Puis vint le jour, des mois plus tard où sortie de l'hôpital j'ai enfin eu la force d'aller au GEM pour faire de la mosaïque dans un premier temps.

Oui, le GEM est un lieu particulier où l'on est vraiment accueilli, avec chaleur humaine, dans une société où les relations sont basées majoritairement sur l'argent et le pouvoir. Ça change !

 

Les problèmes de santé,  le manque d'argent, isolent, excluent.  Les gens « standards » ont peur de ceux qui sortent de la norme, qui ont des problèmes. Ils ne leur parlent pas, ne communiquent pas, ils font comme s'ils n'existaient pas…c'est tellement plus commode, moins dérangeant…

Mais cette petite partie de l'humanité délaissée parce que singulière, hors norme, « empêcher de… » parce que handicapé psychiquement, physiquement ou simplement vieillissante, est bel et bien là.

Heureusement  le partage, l'échange redevient possible entre personnes qui ont des expériences similaires.

L'expérience de chacun des moments difficiles permet de mieux comprendre les autres.

Le GEM n'est pas un lieu de soin mais un lieu où l'on prend soin les uns des autres.
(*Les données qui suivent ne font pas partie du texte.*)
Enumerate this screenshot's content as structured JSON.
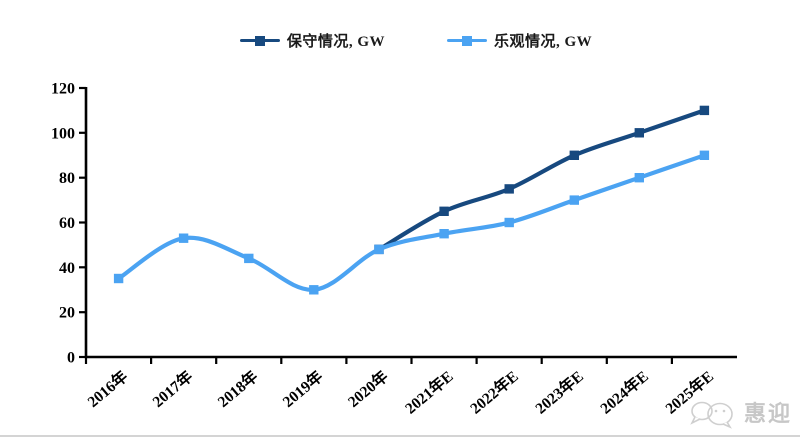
{
  "legend": [
    {
      "label": "保守情况, GW",
      "color": "#17497F"
    },
    {
      "label": "乐观情况, GW",
      "color": "#4BA3F2"
    }
  ],
  "watermark": {
    "icon": "chat-bubbles-icon",
    "text": "惠迎"
  },
  "colors": {
    "axis": "#000000",
    "background": "#ffffff",
    "watermark_gray": "#c7c7c7",
    "divider_gray": "#d4d4d4"
  },
  "chart_data": {
    "type": "line",
    "title": "",
    "xlabel": "",
    "ylabel": "",
    "categories": [
      "2016年",
      "2017年",
      "2018年",
      "2019年",
      "2020年",
      "2021年E",
      "2022年E",
      "2023年E",
      "2024年E",
      "2025年E"
    ],
    "series": [
      {
        "name": "保守情况, GW",
        "color": "#17497F",
        "values": [
          null,
          null,
          null,
          null,
          48,
          65,
          75,
          90,
          100,
          110
        ]
      },
      {
        "name": "乐观情况, GW",
        "color": "#4BA3F2",
        "values": [
          35,
          53,
          44,
          30,
          48,
          55,
          60,
          70,
          80,
          90
        ]
      }
    ],
    "ylim": [
      0,
      120
    ],
    "yticks": [
      0,
      20,
      40,
      60,
      80,
      100,
      120
    ],
    "grid": false,
    "smoothed": true,
    "marker": "square",
    "legend_position": "top"
  }
}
Groupe d'Entraide Mutuelle voulant dire que chacun peut aider l'autre ou le groupe.

 

Dans les structures classiques quelques-uns aident les plus démunis, mais c'est à sens unique.

 

Au GEM, dans l'échange, le partage, l'humain  se relève.

 

Aller au GEM, c'est déjà sortir de chez soi, ce qui est devenu difficile pour certains.

C'est retrouver un lieu convivial, un groupe fait de personnes. L'être humain est fait pour vivre en société, c'est dans sa nature. L'isolement nous  fait perdre nos repères.

Pour sortir de cet isolement, l'entraide se fait de manière pratique mais aussi par le relationnel.

Deux animateurs salariés sont à l'écoute et organisent avec les bénévoles une aide pour répondre aux besoins du nouvel arrivant ou des adhérents de plus longue date, comme pour faire ses courses, déménager.

Il y a bien sûr la difficulté de demander, de recevoir de l'aide mais chacun peut et sait faire quelque chose et  donner à l'autre et ainsi avoir une place utile dans le groupe.

Un planning d'activités variées est proposé au mois avec une ouverture le weekend.

 Il devient possible de faire des activités que l'on ne ferait pas seul (ballade dans la nature, sorties en ville, repas en commun, sorties cinéma, théâtre, resto, activités artistiques…).

 

Le GEM aide à retisser des liens positifs avec ses semblables et son environnement. Il permet de s'inscrire dans une dynamique de groupe  porteuse qui améliore les qualités de vie tout en favorisant l'aide à l'autonomie.

 

Dans ce contexte, des valeurs communes différentes de celles des personnes  « standards », vivent et se partagent. C'est sortir de sa « singularité »  trop souvent synonyme de solitude pesante. C'est échanger  des savoirs faire, c'est retisser un lien social et finalement favoriser le développement  humain dans ses qualités d'être.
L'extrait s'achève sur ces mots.